A mídia e a violência

     Tive acesso a uma pesquisa quantitativa de opinião pública a respeito de um projeto chamado “Mato Grosso e a construção da paz social”, que a  Secretaria estadual de Justiça e Segurança Pública pretende implantar. A pesquisa foi feita em Sinop, um município de 102 mil habitantes, a 500 km de Cuiabá na região do Médio-Norte do estado.
     Não gostaria de entrar na discussão dos dados numéricos, porque não pedi permissão ao Instituto Vetor da Pesquisa, autor da sondagem. Mas gostaria de ater-me a algumas observações muito importantes: a percepção da violência na cabeça das pessoas.
     Os dados são impressionantes. A maioria dos habitantes pensa na violência pelo menos uma vez por dia e conversa freqüentemente em família sobre o assunto. A violência tomou conta da cabeça dos habitantes, embora a incidência não seja tão relevante ao ponto de contaminar tanto assim a cabeça das pessoas.
     Mas assusta mesmo quando se percebe que a maior fonte do amedrontamento da sociedade local, ao ponto do medo, do pânico e do terror, são os programas policiais veiculados nas emissoras locais de televisão. Quando os moradores são confrontados com a violência vivida, uma minoria foi vítima diretamente ou através de parentes. Porém, o medo é generalizado.
     É aqui que entra um dos pontos curiosos da pesquisa: as pessoas admitem que são profundamente influenciadas no medo e no pavor da violência pelos programas dito policiais na televisão. Incluem os programas nacionais e estaduais.
     Se a população de Sinop sofre essa síndrome, é de se esperar que toda a população de todas as demais cidades no estado também sofra a mesma influência. Cabe perguntar sobre o controle a esses programas. Não há, de parte do Ministério do Trabalho que rege a carreira profissional dos apresentadores, do Sindicato dos Jornalistas, do Ministério Público, da Justiça e de ninguém. Como a matéria prima é a quebra da ordem pública, a locução dos apresentadores é sensacionalista e transmite a idéia de que o mundo está sempre acabando em crimes de morte, de assaltos, de roubos, de tráfico de drogas, de roubo de veículos, etc.
     A liberdade de expressão no Brasil é ampla e abrangente. Não se pode censurar previamente qualquer publicação ou emissão, responsabilizando-se os autores perante a lei pelos excessos. Na falta de controle, os dito programas exigem cadáveres e corpos se esvaindo em sangue para “ilustrar” a violência. Existe um discurso de mostrar para combater. Mas esse é um discurso descosturado. Mostra-se generalizadamente, em horários livres de exibição na televisão, cenas chocantes de acidentes, de mortes e de assassinatos, ou de prisão de assaltantes e traficantes, com depoimentos inapropriados para a infância e a juventude.

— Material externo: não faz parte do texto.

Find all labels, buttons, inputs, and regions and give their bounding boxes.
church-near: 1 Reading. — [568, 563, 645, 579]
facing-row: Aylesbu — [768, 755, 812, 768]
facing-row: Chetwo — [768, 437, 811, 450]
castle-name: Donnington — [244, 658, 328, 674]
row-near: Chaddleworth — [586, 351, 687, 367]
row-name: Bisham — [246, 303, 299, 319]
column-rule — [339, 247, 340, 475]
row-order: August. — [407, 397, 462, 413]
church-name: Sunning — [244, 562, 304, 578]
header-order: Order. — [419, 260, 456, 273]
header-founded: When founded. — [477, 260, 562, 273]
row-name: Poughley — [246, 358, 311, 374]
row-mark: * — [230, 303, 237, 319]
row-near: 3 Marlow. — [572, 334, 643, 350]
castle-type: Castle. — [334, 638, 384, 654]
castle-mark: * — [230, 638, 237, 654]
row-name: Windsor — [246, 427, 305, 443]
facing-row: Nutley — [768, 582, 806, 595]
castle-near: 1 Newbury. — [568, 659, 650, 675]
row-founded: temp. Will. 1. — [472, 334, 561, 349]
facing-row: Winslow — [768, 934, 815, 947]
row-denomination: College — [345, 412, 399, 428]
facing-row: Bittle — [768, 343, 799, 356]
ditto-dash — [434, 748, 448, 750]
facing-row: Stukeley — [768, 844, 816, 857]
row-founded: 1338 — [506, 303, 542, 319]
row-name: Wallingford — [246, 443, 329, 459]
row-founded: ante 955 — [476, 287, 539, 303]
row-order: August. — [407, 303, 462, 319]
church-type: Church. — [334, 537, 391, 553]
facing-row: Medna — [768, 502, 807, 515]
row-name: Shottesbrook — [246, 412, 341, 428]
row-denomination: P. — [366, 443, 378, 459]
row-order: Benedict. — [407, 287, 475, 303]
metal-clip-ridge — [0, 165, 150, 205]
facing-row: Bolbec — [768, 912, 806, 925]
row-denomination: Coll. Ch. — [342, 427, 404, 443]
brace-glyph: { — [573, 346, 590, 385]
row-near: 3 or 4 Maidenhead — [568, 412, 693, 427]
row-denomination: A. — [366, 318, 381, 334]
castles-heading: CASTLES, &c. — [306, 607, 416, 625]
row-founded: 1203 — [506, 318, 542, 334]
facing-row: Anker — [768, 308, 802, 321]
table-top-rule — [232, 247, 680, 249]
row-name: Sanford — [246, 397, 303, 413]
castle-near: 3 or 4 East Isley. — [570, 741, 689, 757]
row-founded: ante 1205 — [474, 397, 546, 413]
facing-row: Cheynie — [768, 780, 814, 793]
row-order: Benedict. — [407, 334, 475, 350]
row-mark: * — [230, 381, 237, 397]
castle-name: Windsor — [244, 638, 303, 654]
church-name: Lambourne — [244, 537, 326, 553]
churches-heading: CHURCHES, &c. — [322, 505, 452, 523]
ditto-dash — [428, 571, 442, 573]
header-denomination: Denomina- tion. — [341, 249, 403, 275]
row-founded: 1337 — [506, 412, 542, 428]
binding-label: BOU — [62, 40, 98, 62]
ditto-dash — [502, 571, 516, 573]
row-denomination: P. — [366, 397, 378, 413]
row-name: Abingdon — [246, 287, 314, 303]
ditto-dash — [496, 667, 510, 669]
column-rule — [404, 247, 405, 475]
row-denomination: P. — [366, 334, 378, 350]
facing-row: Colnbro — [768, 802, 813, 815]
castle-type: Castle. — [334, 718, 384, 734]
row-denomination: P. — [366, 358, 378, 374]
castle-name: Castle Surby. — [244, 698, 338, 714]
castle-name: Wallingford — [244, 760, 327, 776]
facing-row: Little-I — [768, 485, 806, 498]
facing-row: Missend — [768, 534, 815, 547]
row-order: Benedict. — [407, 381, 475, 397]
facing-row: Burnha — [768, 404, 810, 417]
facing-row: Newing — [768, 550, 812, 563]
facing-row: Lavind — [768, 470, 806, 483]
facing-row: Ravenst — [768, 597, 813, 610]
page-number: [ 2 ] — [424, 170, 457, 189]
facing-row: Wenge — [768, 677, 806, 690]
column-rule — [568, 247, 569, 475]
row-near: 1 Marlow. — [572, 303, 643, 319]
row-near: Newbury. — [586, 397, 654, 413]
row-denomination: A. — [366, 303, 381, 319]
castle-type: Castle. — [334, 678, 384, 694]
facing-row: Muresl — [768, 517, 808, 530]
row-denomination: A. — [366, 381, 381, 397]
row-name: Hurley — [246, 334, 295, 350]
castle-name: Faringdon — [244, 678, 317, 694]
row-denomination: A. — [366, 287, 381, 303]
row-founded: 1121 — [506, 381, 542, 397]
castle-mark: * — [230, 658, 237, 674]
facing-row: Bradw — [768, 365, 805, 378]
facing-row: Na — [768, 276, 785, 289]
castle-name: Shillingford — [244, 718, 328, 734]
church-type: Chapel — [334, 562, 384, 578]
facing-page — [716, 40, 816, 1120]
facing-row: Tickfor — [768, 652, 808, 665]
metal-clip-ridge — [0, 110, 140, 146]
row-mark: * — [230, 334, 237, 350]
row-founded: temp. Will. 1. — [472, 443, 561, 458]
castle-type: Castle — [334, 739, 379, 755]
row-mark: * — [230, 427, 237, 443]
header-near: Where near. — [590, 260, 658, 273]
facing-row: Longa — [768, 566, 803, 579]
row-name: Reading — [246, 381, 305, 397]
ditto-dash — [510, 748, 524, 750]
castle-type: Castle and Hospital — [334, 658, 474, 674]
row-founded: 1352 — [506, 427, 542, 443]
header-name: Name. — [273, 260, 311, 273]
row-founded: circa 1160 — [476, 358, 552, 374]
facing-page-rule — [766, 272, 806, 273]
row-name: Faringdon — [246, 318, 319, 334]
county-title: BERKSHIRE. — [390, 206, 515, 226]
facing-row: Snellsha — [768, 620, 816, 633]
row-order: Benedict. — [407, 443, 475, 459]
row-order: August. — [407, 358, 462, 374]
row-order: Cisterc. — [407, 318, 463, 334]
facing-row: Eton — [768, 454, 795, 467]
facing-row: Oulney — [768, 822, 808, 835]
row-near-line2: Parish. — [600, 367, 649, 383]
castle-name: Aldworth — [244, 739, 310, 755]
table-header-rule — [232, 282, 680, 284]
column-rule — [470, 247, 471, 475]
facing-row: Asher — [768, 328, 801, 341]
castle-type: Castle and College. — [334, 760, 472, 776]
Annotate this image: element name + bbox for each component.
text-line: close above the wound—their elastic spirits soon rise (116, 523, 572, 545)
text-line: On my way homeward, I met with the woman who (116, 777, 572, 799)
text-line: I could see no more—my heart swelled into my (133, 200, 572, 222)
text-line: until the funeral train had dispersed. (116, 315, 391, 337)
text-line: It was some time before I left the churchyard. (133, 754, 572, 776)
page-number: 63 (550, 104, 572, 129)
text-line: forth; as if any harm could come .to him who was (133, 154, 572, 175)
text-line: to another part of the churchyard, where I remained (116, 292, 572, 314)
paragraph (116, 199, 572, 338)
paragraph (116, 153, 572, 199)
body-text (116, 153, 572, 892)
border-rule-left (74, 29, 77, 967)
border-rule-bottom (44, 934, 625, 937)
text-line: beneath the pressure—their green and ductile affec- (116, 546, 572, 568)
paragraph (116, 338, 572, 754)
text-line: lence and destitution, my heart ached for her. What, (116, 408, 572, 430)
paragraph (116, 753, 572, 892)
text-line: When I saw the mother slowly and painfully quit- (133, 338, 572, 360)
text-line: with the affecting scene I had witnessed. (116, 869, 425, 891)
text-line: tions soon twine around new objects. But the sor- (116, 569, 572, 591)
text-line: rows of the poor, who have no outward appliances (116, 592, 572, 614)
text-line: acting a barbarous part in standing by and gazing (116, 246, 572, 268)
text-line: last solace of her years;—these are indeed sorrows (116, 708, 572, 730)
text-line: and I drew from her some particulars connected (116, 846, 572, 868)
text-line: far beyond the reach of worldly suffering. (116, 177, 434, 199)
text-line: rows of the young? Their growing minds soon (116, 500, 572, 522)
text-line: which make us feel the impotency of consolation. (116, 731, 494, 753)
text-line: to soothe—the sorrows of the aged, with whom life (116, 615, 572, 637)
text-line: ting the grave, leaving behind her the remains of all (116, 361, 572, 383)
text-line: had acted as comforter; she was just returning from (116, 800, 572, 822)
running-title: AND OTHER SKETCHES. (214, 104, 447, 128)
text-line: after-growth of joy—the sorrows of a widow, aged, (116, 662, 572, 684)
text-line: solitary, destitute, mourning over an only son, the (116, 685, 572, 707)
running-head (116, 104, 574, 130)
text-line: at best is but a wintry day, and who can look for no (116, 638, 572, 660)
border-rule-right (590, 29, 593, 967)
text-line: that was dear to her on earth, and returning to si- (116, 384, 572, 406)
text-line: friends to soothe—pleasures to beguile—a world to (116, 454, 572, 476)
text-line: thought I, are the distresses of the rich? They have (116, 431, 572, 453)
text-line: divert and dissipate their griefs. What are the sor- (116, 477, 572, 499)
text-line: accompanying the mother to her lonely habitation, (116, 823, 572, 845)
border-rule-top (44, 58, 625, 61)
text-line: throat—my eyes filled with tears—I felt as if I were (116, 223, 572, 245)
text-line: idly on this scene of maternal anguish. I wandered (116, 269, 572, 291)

     O que fica, para as escolas de comunicação, para os técnicos e para os sociólogos e antropólogos é a discussão: até que ponto a mídia não alimenta a violência pela “glamourização” do crime, já que jovens imaturos e desprepados se sentem super-homens quando aparecem algemados diante das câmeras e podem dar a sua versão “heróica” sobre sua performance criminosa. A mídia tem apavorado a sociedade tanto quanto os bandidos.